The counsel representing PML-N leader Hanif Abbasi alleged on Wednesday that the documents submitted by PTI leader Jahangir Tareen in the Supreme Court concerning 18,500 acres of contracted land were forged.
A three-member bench of the apex court — headed by Chief Justice Saqib Nisar and comprising Justice Umar Ata Bandial and Justice Faisal Arab — was hearing a petition filed by Abbasi, which seeks the disqualification of PTI chief Imran Khan as well as Tareen over the alleged non-disclosure of assets, existence of offshore companies, as well as receiving foreign funding for their party.
During Wednesday’s hearing, as he continued his arguments before the bench, Abbasi’s lawyer, Azid Nafees, argued before the court that the PTI leader has adopted varying positions regarding the aggregate agricultural income he declared in his 2013 nomination papers.
He said that, in a written response submitted in the court, the PTI leader adopted the stance that he was not liable to pay tax on the contracted land. Later, the position was adopted that there was no column on the nomination papers for Tareen to declare the income he earned from the land.
“The documents regarding the contract are fake,” Abbasi’s lawyer alleged.
“Jahangir Tareen did not pay any tax on his agricultural income,” the lawyer further told the court. “The leased land is not registered with the Department of Finance,” he added.
“Registering the land was the land owner’s responsibility,” Justice Arab said.
“If Tareen was paying such a large sum for the land, he should have had it registered,” the lawyer argued.
“We will have to see if the documents presented by Tareen prove dishonesty,” the chief justice said.
Completing his arguments regarding the contracted land, Abbasi’s lawyer shifted his attention to a trust through which Tareen had bought property in Britain.
The lawyer recalled that Tareen, in a response submitted to the court earlier, had said that his children are the actual beneficiaries of the trust, not him. However, the lawyer argued, according to the trust deed submitted before the court, Tareen is the beneficiary of the trust, along with his wife and children.
The lawyer further argued that the trust was established to conceal the ownership of property.
“Are you trying to say that Tareen should have declared the trust in his nomination papers?” the chief justice asked. “The property bought through the trust belongs to the trust,” he said.
He added that Tareen, as the settler of the trust, could not have been the owner of the property.
“The trust is a legal entity, the property bought through the trust will belong to the trust,” the chief justice said.
When the lawyer told the court that Tareen was required to declare his assets in the nomination papers, the chief justice told him that the trust is not an asset.
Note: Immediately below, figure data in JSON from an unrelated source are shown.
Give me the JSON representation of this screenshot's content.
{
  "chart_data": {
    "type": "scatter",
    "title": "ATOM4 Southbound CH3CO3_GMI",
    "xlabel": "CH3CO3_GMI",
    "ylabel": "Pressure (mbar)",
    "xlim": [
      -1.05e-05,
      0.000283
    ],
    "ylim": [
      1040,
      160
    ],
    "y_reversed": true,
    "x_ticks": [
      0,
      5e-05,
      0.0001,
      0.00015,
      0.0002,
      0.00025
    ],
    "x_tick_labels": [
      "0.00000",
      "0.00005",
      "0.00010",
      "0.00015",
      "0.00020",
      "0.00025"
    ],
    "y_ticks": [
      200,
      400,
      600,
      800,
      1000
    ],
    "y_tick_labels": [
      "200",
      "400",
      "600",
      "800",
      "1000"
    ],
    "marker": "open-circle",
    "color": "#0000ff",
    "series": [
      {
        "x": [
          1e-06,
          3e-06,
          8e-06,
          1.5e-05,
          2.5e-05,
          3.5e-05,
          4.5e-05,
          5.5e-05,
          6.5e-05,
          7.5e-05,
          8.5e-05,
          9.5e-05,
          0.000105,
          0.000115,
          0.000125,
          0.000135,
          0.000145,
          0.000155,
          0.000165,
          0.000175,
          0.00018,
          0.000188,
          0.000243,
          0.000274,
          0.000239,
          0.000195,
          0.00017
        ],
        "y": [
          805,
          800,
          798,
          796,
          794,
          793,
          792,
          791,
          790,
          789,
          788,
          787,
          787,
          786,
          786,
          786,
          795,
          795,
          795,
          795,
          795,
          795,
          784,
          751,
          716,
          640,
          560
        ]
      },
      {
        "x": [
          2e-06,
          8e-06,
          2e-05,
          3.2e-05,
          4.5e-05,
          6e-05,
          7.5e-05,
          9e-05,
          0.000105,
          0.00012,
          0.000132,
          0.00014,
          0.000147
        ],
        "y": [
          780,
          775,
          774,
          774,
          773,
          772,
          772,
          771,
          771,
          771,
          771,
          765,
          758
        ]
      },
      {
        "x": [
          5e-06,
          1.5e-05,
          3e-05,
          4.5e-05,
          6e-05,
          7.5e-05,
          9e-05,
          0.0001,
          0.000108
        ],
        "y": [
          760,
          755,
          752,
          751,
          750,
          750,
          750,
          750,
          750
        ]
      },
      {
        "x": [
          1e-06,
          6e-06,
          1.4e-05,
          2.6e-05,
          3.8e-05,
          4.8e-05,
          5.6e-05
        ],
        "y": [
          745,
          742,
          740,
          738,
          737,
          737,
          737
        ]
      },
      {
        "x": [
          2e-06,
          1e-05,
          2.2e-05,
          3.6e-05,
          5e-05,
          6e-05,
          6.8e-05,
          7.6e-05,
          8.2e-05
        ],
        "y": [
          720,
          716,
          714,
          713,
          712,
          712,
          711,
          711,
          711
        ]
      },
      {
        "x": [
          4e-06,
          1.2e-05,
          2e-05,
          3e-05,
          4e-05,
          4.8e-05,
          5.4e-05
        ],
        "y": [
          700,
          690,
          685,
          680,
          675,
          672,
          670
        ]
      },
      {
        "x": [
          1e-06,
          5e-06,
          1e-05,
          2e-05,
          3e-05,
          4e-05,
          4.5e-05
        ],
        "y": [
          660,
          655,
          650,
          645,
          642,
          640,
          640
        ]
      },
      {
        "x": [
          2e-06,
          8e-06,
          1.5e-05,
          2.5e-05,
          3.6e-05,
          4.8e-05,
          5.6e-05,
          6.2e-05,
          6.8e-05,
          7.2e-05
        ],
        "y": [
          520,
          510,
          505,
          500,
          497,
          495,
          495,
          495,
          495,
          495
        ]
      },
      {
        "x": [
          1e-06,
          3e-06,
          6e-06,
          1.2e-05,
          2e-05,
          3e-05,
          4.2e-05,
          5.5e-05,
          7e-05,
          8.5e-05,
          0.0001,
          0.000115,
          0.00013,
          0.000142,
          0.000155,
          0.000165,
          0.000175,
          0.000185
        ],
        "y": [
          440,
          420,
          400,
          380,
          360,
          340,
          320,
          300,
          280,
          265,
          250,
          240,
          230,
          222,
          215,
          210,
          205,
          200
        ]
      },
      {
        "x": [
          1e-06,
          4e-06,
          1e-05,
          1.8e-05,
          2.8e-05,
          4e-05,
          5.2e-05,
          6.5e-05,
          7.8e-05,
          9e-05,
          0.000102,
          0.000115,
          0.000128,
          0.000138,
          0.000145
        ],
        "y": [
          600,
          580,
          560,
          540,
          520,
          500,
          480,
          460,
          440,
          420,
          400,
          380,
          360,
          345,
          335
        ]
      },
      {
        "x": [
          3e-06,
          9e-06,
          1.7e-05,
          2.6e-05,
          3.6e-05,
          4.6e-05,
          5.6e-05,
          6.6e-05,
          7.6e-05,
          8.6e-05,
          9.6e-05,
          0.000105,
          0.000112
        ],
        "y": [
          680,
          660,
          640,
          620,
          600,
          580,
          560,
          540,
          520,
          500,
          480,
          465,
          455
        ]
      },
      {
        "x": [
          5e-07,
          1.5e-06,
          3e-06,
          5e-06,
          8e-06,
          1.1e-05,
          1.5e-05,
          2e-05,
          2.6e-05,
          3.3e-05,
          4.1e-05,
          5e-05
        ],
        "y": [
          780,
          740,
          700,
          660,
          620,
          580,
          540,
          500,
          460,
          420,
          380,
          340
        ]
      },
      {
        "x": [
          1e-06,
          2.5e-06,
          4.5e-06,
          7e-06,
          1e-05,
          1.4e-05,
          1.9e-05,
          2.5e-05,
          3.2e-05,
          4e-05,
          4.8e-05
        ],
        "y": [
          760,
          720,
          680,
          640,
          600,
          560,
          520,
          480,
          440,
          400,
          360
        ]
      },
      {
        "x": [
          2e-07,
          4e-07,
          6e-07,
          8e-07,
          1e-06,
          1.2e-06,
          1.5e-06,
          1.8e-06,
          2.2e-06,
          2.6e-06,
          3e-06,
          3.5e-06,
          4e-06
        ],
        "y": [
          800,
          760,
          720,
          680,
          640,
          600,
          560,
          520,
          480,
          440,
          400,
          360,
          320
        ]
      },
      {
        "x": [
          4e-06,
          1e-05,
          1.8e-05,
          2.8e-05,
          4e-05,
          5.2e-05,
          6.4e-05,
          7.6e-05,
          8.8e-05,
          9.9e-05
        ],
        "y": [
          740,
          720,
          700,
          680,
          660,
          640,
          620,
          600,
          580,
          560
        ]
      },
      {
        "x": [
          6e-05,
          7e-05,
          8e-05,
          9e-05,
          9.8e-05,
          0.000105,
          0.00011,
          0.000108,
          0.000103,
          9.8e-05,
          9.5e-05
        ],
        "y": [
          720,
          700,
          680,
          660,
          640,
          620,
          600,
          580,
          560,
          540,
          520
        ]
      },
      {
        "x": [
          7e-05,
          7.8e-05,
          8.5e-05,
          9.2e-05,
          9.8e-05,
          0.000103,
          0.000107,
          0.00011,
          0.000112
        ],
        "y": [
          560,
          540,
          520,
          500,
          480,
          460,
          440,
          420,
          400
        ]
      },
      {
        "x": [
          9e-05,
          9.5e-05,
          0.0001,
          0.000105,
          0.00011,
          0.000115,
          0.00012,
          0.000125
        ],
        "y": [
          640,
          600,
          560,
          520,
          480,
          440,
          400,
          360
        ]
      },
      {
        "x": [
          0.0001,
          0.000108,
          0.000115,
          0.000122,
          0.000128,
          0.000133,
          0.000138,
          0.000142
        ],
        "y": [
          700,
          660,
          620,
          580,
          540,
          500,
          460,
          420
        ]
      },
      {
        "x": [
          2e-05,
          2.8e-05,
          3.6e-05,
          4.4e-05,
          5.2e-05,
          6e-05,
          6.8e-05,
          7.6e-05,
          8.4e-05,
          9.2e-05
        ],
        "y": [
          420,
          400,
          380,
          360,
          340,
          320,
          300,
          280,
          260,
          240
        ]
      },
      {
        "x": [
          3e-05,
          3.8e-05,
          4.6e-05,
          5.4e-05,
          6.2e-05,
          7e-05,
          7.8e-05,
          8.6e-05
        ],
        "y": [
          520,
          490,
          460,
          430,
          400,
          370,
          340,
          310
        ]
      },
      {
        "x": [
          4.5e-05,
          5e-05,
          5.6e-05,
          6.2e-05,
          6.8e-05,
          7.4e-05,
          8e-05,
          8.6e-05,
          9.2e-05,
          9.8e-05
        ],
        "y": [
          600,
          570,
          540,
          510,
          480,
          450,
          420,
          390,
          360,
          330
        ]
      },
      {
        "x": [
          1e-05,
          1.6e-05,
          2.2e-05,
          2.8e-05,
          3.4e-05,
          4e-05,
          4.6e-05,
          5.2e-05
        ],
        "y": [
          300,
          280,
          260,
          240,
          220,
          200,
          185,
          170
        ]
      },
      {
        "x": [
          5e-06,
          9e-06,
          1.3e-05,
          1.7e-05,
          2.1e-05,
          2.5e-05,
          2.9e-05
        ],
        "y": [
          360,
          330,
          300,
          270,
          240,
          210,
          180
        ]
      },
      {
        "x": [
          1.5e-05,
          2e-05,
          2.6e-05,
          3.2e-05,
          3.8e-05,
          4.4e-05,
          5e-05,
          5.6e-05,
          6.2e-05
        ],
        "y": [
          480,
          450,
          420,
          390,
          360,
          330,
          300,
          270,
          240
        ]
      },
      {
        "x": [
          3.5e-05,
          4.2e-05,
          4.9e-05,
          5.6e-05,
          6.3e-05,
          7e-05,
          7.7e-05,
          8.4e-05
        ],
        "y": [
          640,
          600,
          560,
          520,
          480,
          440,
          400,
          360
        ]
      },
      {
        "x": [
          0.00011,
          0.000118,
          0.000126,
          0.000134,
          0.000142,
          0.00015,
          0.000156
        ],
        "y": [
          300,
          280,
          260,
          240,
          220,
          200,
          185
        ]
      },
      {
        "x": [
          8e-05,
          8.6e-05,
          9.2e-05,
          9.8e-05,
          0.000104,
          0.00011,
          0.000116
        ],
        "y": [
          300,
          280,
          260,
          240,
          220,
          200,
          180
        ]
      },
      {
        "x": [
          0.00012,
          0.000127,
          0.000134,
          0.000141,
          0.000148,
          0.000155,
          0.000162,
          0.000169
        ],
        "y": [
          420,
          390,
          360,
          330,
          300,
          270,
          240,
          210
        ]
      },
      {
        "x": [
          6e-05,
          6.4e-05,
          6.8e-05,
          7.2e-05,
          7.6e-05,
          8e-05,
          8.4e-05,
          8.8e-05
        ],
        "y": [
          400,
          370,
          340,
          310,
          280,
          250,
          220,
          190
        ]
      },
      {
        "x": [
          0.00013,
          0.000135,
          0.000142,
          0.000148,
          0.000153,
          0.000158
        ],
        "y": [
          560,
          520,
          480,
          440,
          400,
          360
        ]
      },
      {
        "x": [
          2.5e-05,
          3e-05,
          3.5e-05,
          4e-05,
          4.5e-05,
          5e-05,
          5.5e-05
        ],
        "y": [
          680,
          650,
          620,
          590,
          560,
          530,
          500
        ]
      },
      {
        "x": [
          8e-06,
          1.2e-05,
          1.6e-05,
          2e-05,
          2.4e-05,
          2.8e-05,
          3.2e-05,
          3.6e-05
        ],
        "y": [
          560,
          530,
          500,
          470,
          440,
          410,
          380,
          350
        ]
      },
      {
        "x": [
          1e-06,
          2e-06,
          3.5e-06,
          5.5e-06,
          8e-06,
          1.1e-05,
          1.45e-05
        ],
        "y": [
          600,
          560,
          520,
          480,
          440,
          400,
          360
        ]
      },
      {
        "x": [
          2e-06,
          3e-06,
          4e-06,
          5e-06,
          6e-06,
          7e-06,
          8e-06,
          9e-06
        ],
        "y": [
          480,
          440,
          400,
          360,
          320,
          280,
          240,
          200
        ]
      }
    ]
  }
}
“The trust was established in a legal way, where is the dishonesty?” the chief justice asked.
Advocate Nafees then reminded the court that in the Panama Papers case ─ in which former prime minister Nawaz Sharif was disqualified ─ the court had to look at the facts to determine whether the lawmaker was sadiq and ameen as per Article 62 and 63 of the Constitution.
He added that in the present case, the court has to look for dishonesty in a lawmaker’s conduct, not intention.
After Adovcate Nafees completed his arguments, Tareen’s lawyer, Advocate Mohmand Bashir, told the court that his client is not the beneficial owner of the trust.
“Being a beneficiary does not prove that one is the beneficial owner,” the chief justice agreed.
“The owner of the trust’s funds is the trust,” Advocate Bashir said.
“There is hope of receiving something from a trust. There is no column in the nomination to declare what is expected,” the lawyer argued.
Justice Bandial retorted that perhaps this was the same as income that has not been received yet, recalling the grounds of Nawaz Sharif’s disqualification.
The former prime minister had been disqualified from office for not having declared an iqama (work permit) that entitled him to a salary of 10,000 dirhams while he served as chairman of the board of a Dubai-based company.
The former premier’s counsel had argued at the time that Sharif never withdrew the salary. However, Sharif was disqualified for not having declared what the court ruled was a receivable asset.